Oil Prices Slide as WTI Struggles at $62 and Brent Clings to $65 Support

Oversupply from U.S., Russia, and OPEC+ pressures crude while geopolitical shifts, refinery outages, and changing trade flows limit upside momentum | That's TradingNEWS

TradingNEWS Archive 8/19/2025 6:49:59 PM
Commodities OIL WTI BZ=F CL=F

Oil Market Outlook: WTI (CL=F) and Brent (BZ=F) Prices Under Pressure Amid Supply Glut and Geopolitical Realignments

WTI (CL=F) Struggles to Hold $62 as Supply Outpaces Demand

West Texas Intermediate futures (CL=F) are trading near $62.37 per barrel, down 1.66% on the day, as the market continues to absorb an overwhelming stream of supply from the United States, Russia, and OPEC+. The $62 handle is proving fragile, with traders watching the $60 psychological level as the next critical support. Monday’s session formed a hammer candle, hinting at intraday dip-buying, but the follow-through was weak, reflecting how oversupplied the market remains. A breakdown below $60 could trigger a broader liquidation, particularly as net-long speculative positions on Nymex have already fallen sharply, leaving little buffer to absorb additional selling.

Brent (BZ=F) Price Forecast as $65 Support Weakens

Brent futures (BZ=F) have been clinging to $65.85 per barrel, slipping 1.13% and edging toward the $65 floor. Market technicians note that if Brent fails to hold this support, downside toward $62.50 opens up, while any attempt to reclaim $67.50 will meet heavy resistance given the soft demand backdrop. European refiners are increasingly reliant on long-haul cargoes from Asia and the U.S., while Chinese refiners have begun exporting surplus diesel as domestic demand falters. The combination of rising product exports and lukewarm crude demand caps Brent’s upside, with prompt spreads signaling a weaker backwardation structure compared to earlier this summer.

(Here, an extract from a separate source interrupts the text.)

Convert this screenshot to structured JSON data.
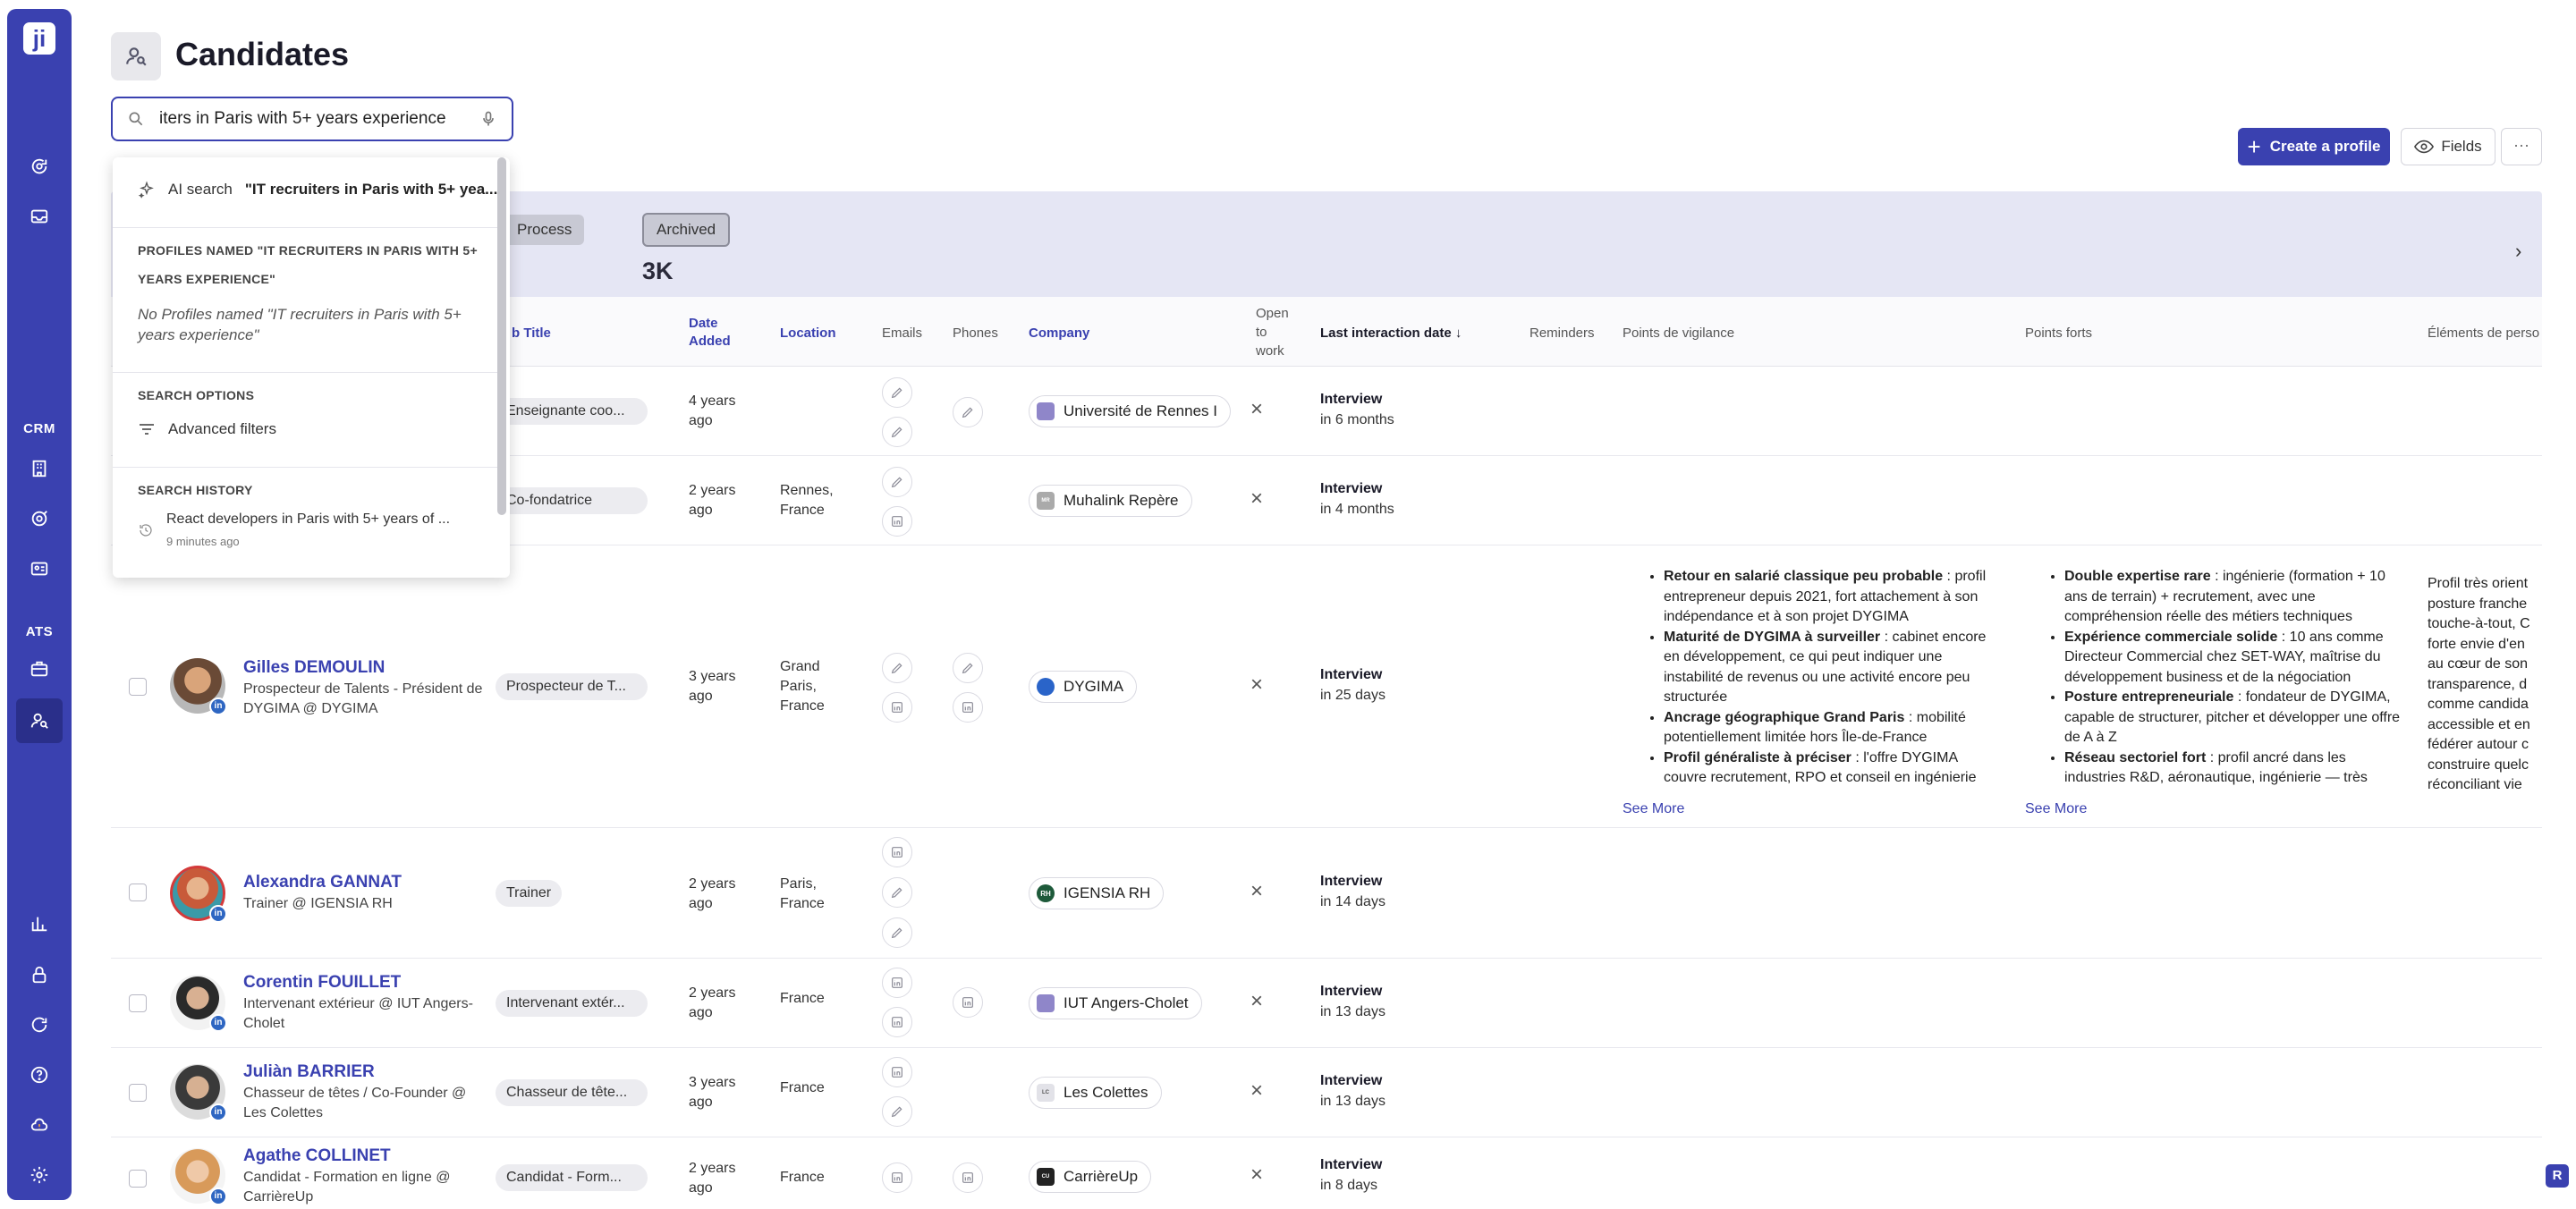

Russian Supply Risks Clash With Peace Negotiations

The geopolitical backdrop is both suppressing volatility and limiting upside. Peace talks between Russia and Ukraine have fostered expectations that more Russian crude could return to global markets, reducing fears of supply disruption. Yet, the on-the-ground reality remains volatile. Drone strikes by Ukraine on Russia’s Volgograd and Syzran refineries have temporarily halted refining capacity, forcing Moscow to redirect more crude into export channels rather than domestic processing. The Druzhba pipeline strike, which supplies Hungary and Slovakia with some 210,000 barrels per day, underscores the fragility of infrastructure. These events inject short-term support into oil prices, yet the broader narrative is that sanctions are unlikely to tighten further, keeping Russian flows resilient at discounted prices.

China Absorbs Russian Urals as India Retreats

China has sharply increased purchases of Russian Urals crude, with imports in August estimated at 75,000 barrels per day, nearly double the year-to-date average of 40,000 bpd. The pivot comes as India slashes its Urals intake to 400,000 bpd, down from over 1 million earlier this year, under intensifying U.S. diplomatic pressure. While China has opportunistically taken additional cargoes, analysts caution it cannot fully replace India’s lost demand, given logistical constraints and refinery economics. This shift in trade flows highlights the delicate balance: discounted Russian barrels are keeping global prices anchored, but reliance on fewer buyers raises vulnerability if Chinese demand falters.

OPEC+ Production Strategy and Market Imbalance

The OPEC basket is priced at $68.64 per barrel, slightly higher on the day, reflecting the group’s strategy of selective restraint. Yet the opaque nature of which barrels are being exported and which are retained for domestic refining complicates analysis. Saudi Arabia’s decision to hike September-loading formula prices for Asian buyers has nudged refiners toward cheaper alternatives, including Russian and U.S. crude. Mars U.S. crude, for instance, trades at $71.56, pressured by ample Gulf Coast supply, while Louisiana Light fetches $65.53, broadly in line with Brent benchmarks. The time spreads between Brent and WTI continue to indicate tighter prompt availability, suggesting refiners prefer shorter-haul cargoes even as global stockpiles swell.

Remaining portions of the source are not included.